Lasagna night. Not often we have it since its kinda labor intensive and you always have so much. I usually just make a basic lasagna with meat sauce but I decided to change it up a bit (like I seem to always do) by adding in a bechamel sauce. And I couldn't stop there so why not add some pesto? Both are super easy to make (mind you the clean up not so much) and I love pesto, it's my go to spread for so many things. The key to a great lasagna is to make sure to have even layers throughout.
For the Lasagna:
16 Strips of Dried Lasagna
1 Lb Ground Beef
1 - 23 oz Jar Prego Marinara Sauce (Or Your Favorite)
8 oz Ricotta
4 Cups Grated Mozzarella Cheese
2 Cups Milk
1 Cup Homemade or Store Bought Basil Pesto
3 Tbs Freshly Grated Parmagiano Reggiano Cheese
3 Tbs Unsalted Butter
3 Tbs All-purpose Flour
2 Tbs Honey
1 Dried Bay Leaf
1/4 tsp Dried Red Pepper Flakes
Freshly Grated Nutmeg
Kosher Salt and Freshly Ground Pepper to Taste
Pre-heat the oven to 375 degrees. Bring water to a boil in a large stock pot with a good handful of salt in it. In a large skillet over medium high heat add the ground beef. Season well with kosher salt and pepper. I use 80/20 beef so no oil is needed. Cook till lightly brown, about 6 minutes. Drain the fat, and add the marinara sauce, honey and red pepper flakes. Reduce heat and simmer for 10 minutes. Meanwhile, add pasta to the boiling salted water and cook according to package directions. While the pasta is cooking, melt butter in a small sauce pan over medium heat. Add flour and cook for about a minute. Slowly add milk in and whisk till no lumps remain. Add dried bay leaf, some kosher salt and pepper and a little freshly grated nutmeg. Simmer til thickened and can coat the back of a spoon. Remove from heat and add in pesto sauce, mix well. Drain pasta when finished and prepare to assemble.

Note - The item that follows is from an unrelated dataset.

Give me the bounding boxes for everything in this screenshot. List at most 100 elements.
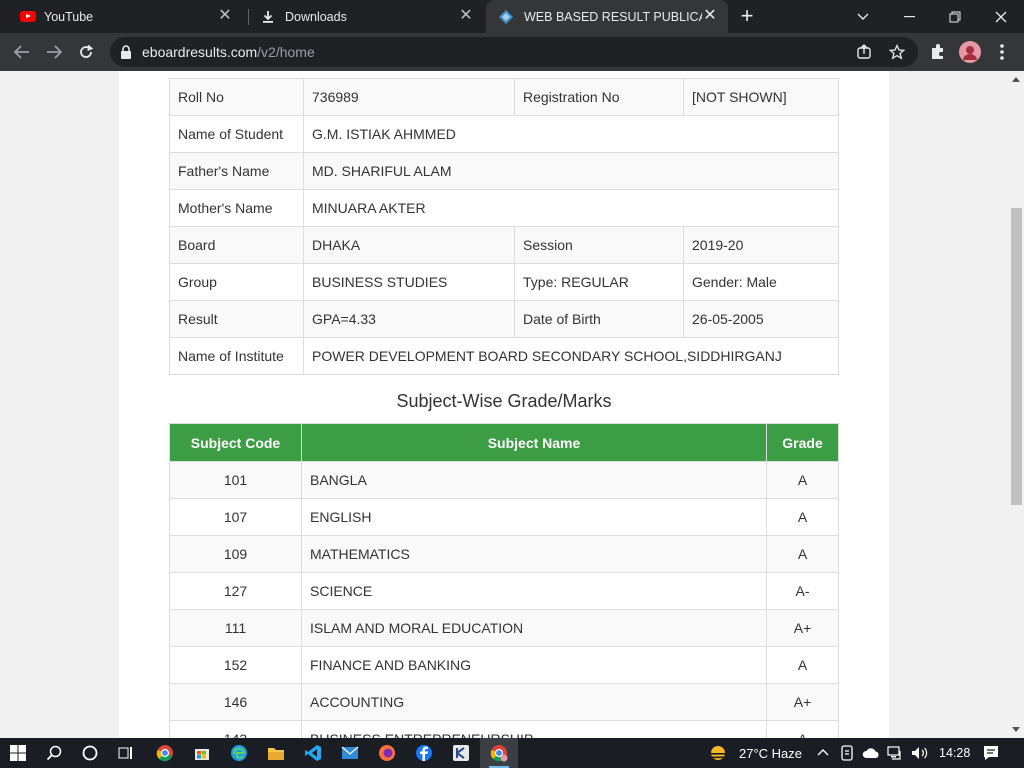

In a large baking dish pour a little bit of the pesto sauce on the bottom of the pan. Layer some pasta noodles (about 4 should be sufficient), then spread half of the meat sauce, crumble some of the ricotta around evenly around, 1/4 of the mozzarella and then layer with 4 more pasta noodles. This time ladle some of the pesto bechamel, evenly spread it around, and 1/4 of the mozzarella and layer 4 more noodles. Spread the remaining meat sauce, the ricotta and 1/4 more of the mozzarella. Layer the final 4 pasta noodles, the remaining bechamel and mozzarella. Top with the grated parmigiano reggiano and wrap some foil on the top. Bake in the oven for about 35 minutes. Remove the foil and bake for an additional 10 minutes. Remove from the oven and slice into even serving pieces. Serve hot.